Fulminant metanephric apoptosis and abnormal kidney development in bcl-2-deficient mice.

C M Sorenson1, S A Rogers, S J Korsmeyer, M R Hammerman.   

Abstract

Apoptosis of the developing metanephric kidney plays an important role in renal organogenesis. The bcl-2 is an oncogene that inhibits apoptotic cell death in a variety of settings. The bcl-2 (-/-) mice complete embryonic development but, in contrast to bcl-2 (+/-) and bcl-2 (+/+) littermates, manifest growth retardation, hypopigmentation of hair, lymphoid apoptosis, abnormal kidney morphology, and renal failure postnatally. To provide insight into the mechanism for the latter abnormalities, we examined metanephric kidneys from bcl-2 (-/-), bcl-2 (+/-), and bcl-2 (+/+) mice, as well as embryonic day 12 (E12) mouse embryos, and compared growth and development of metanephroi in vitro. Kidneys from bcl-2 (+/-) mice developed normally. In contrast, development of kidneys from bcl-2 (-/-) mice was abnormal as reflected by a marked reduction of renal size in newborns compared with kidneys of bcl-2 (+/-) littermates. In addition, kidneys from bcl-2 (-/-) mice contained far fewer nephrons and had smaller nephrogenic zones.
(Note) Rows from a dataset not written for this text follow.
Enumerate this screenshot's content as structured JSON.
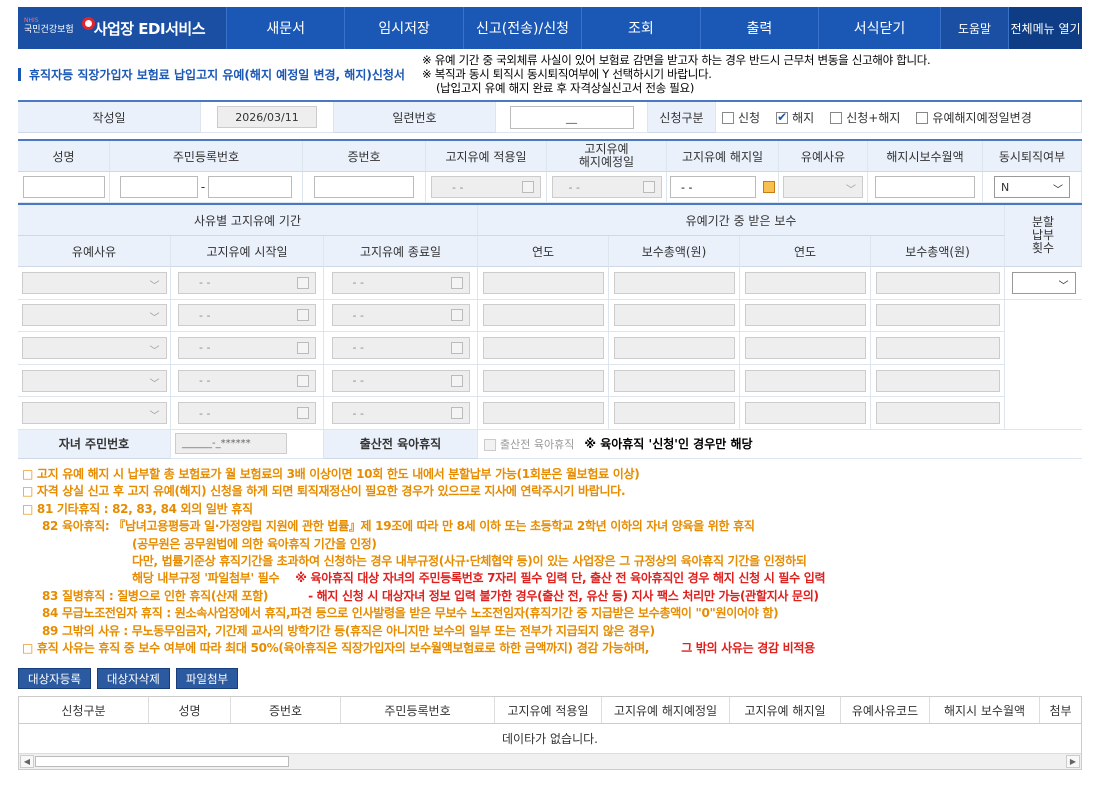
{
  "nav": {
    "org_small": "국민건강보험",
    "org_tiny": "NHIS",
    "title": "사업장 EDI서비스",
    "items": [
      "새문서",
      "임시저장",
      "신고(전송)/신청",
      "조회",
      "출력",
      "서식닫기"
    ],
    "help": "도움말",
    "menu": "전체메뉴 열기"
  },
  "heading": "휴직자등 직장가입자 보험료 납입고지 유예(해지 예정일 변경, 해지)신청서",
  "notices": [
    "※ 유예 기간 중 국외체류 사실이 있어 보험료 감면을 받고자 하는 경우 반드시 근무처 변동을 신고해야 합니다.",
    "※ 복직과 동시 퇴직시 동시퇴직여부에 Y 선택하시기 바랍니다.",
    "(납입고지 유예 해지 완료 후 자격상실신고서 전송 필요)"
  ],
  "form_top": {
    "date_label": "작성일",
    "date_value": "2026/03/11",
    "serial_label": "일련번호",
    "serial_value": "__",
    "type_label": "신청구분",
    "options": [
      {
        "label": "신청",
        "checked": false
      },
      {
        "label": "해지",
        "checked": true
      },
      {
        "label": "신청+해지",
        "checked": false
      },
      {
        "label": "유예해지예정일변경",
        "checked": false
      }
    ]
  },
  "person": {
    "headers": [
      "성명",
      "주민등록번호",
      "증번호",
      "고지유예 적용일",
      "고지유예\n해지예정일",
      "고지유예 해지일",
      "유예사유",
      "해지시보수월액",
      "동시퇴직여부"
    ],
    "date_placeholder": "- -",
    "rrn_sep": "-",
    "retire_value": "N"
  },
  "period": {
    "group1": "사유별 고지유예 기간",
    "group2": "유예기간 중 받은 보수",
    "split_label": "분할\n납부\n횟수",
    "cols": [
      "유예사유",
      "고지유예 시작일",
      "고지유예 종료일",
      "연도",
      "보수총액(원)",
      "연도",
      "보수총액(원)"
    ],
    "date_placeholder": "- -",
    "row_count": 5
  },
  "child": {
    "label": "자녀 주민번호",
    "placeholder": "______-_******",
    "leave_label": "출산전 육아휴직",
    "checkbox_label": "출산전 육아휴직",
    "note": "※ 육아휴직 '신청'인 경우만 해당"
  },
  "notes": {
    "l1": "□ 고지 유예 해지 시 납부할 총 보험료가 월 보험료의 3배 이상이면 10회 한도 내에서 분할납부 가능(1회분은 월보험료 이상)",
    "l2": "□ 자격 상실 신고 후 고지 유예(해지) 신청을 하게 되면 퇴직재정산이 필요한 경우가 있으므로 지사에 연락주시기 바랍니다.",
    "l3": "□ 81 기타휴직 : 82, 83, 84 외의 일반 휴직",
    "l4": "82 육아휴직: 『남녀고용평등과 일·가정양립 지원에 관한 법률』제 19조에 따라 만 8세 이하 또는 초등학교 2학년 이하의 자녀 양육을 위한 휴직",
    "l5": "(공무원은 공무원법에 의한 육아휴직 기간을 인정)",
    "l6": "다만, 법률기준상 휴직기간을 초과하여 신청하는 경우 내부규정(사규·단체협약 등)이 있는 사업장은 그 규정상의 육아휴직 기간을 인정하되",
    "l7a": "해당 내부규정 '파일첨부' 필수",
    "l7b": "※ 육아휴직 대상 자녀의 주민등록번호 7자리 필수 입력 단, 출산 전 육아휴직인 경우 해지 신청 시 필수 입력",
    "l8a": "83 질병휴직 : 질병으로 인한 휴직(산재 포함)",
    "l8b": "- 해지 신청 시 대상자녀 정보 입력 불가한 경우(출산 전, 유산 등) 지사 팩스 처리만 가능(관할지사 문의)",
    "l9": "84 무급노조전임자 휴직 : 원소속사업장에서 휴직,파견 등으로 인사발령을 받은 무보수 노조전임자(휴직기간 중 지급받은 보수총액이 \"0\"원이어야 함)",
    "l10": "89 그밖의 사유 : 무노동무임금자, 기간제 교사의 방학기간 등(휴직은 아니지만 보수의 일부 또는 전부가 지급되지 않은 경우)",
    "l11a": "□ 휴직 사유는 휴직 중 보수 여부에 따라 최대 50%(육아휴직은 직장가입자의 보수월액보험료로 하한 금액까지) 경감 가능하며,",
    "l11b": "그 밖의 사유는 경감 비적용"
  },
  "buttons": [
    "대상자등록",
    "대상자삭제",
    "파일첨부"
  ],
  "grid": {
    "headers": [
      "신청구분",
      "성명",
      "증번호",
      "주민등록번호",
      "고지유예 적용일",
      "고지유예 해지예정일",
      "고지유예 해지일",
      "유예사유코드",
      "해지시 보수월액",
      "첨부"
    ],
    "empty": "데이타가 없습니다."
  }
}
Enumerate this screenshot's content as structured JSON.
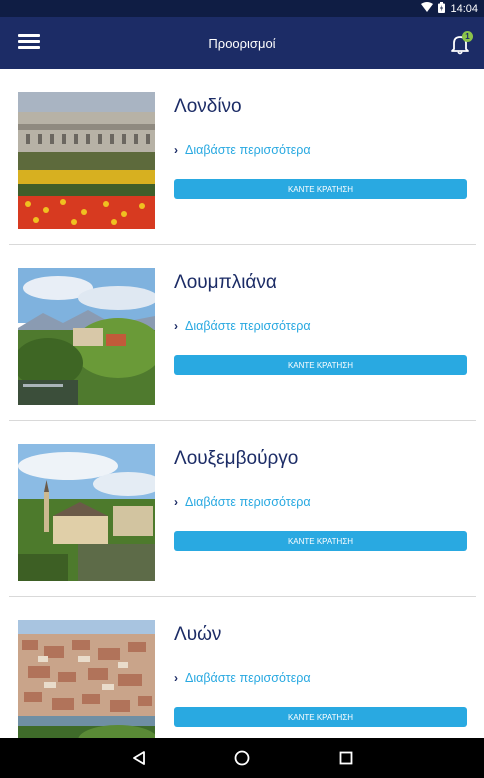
{
  "status_bar": {
    "time": "14:04",
    "icons": [
      "wifi-icon",
      "battery-icon"
    ]
  },
  "app_bar": {
    "title": "Προορισμοί",
    "notification_count": "1",
    "icons": [
      "menu-icon",
      "bell-icon"
    ]
  },
  "destinations": [
    {
      "city": "Λονδίνο",
      "read_more": "Διαβάστε περισσότερα",
      "book": "ΚΑΝΤΕ ΚΡΑΤΗΣΗ"
    },
    {
      "city": "Λουμπλιάνα",
      "read_more": "Διαβάστε περισσότερα",
      "book": "ΚΑΝΤΕ ΚΡΑΤΗΣΗ"
    },
    {
      "city": "Λουξεμβούργο",
      "read_more": "Διαβάστε περισσότερα",
      "book": "ΚΑΝΤΕ ΚΡΑΤΗΣΗ"
    },
    {
      "city": "Λυών",
      "read_more": "Διαβάστε περισσότερα",
      "book": "ΚΑΝΤΕ ΚΡΑΤΗΣΗ"
    }
  ],
  "nav_bar": {
    "icons": [
      "back-icon",
      "home-icon",
      "recents-icon"
    ]
  },
  "colors": {
    "app_bar": "#1c2c66",
    "status_bar": "#0f1d44",
    "accent": "#29a9e1",
    "badge": "#8bc34a"
  }
}
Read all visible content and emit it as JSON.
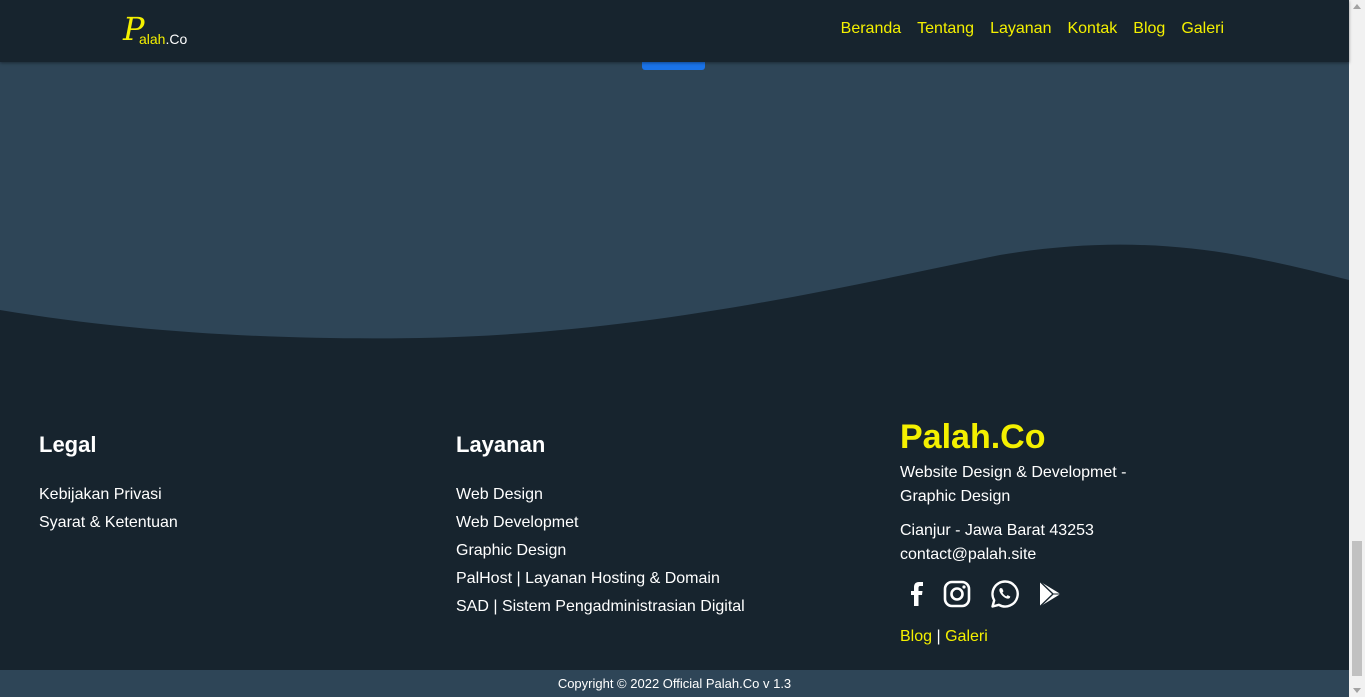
{
  "nav": {
    "logo_letter": "P",
    "logo_text_main": "alah",
    "logo_text_suffix": ".Co",
    "links": [
      "Beranda",
      "Tentang",
      "Layanan",
      "Kontak",
      "Blog",
      "Galeri"
    ]
  },
  "footer": {
    "legal": {
      "heading": "Legal",
      "links": [
        "Kebijakan Privasi",
        "Syarat & Ketentuan"
      ]
    },
    "layanan": {
      "heading": "Layanan",
      "links": [
        "Web Design",
        "Web Developmet",
        "Graphic Design",
        "PalHost | Layanan Hosting & Domain",
        "SAD | Sistem Pengadministrasian Digital"
      ]
    },
    "brand": {
      "name": "Palah.Co",
      "tagline_line1": "Website Design & Developmet -",
      "tagline_line2": "Graphic Design",
      "address": "Cianjur - Jawa Barat 43253",
      "email": "contact@palah.site",
      "social_icons": [
        "facebook-icon",
        "instagram-icon",
        "whatsapp-icon",
        "google-play-icon"
      ],
      "bottom_link_blog": "Blog",
      "bottom_link_sep": "|",
      "bottom_link_galeri": "Galeri"
    }
  },
  "copyright": "Copyright © 2022 Official Palah.Co v 1.3",
  "colors": {
    "accent_yellow": "#f4f000",
    "dark_bg": "#17242e",
    "hero_bg": "#2e4557",
    "button_blue": "#1a73e8"
  }
}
Although metanephroi obtained from E12 bcl-2 (+/-) and bcl-2 (-/-) mouse embryos were comparable in size, apoptosis of cells within metanephric blastemas of metanephroi from E12 bcl-2 (-/-) embryos was strikingly enhanced compared with that in blastemas of metanephroi from bcl-2 (+/-) embryos. During 3 days in culture, growth and development of metanephroi from bcl-2 (-/-) embryos were visibly reduced compared with those from bcl-2 (+/-) embryos.(ABSTRACT TRUNCATED AT 250 WORDS)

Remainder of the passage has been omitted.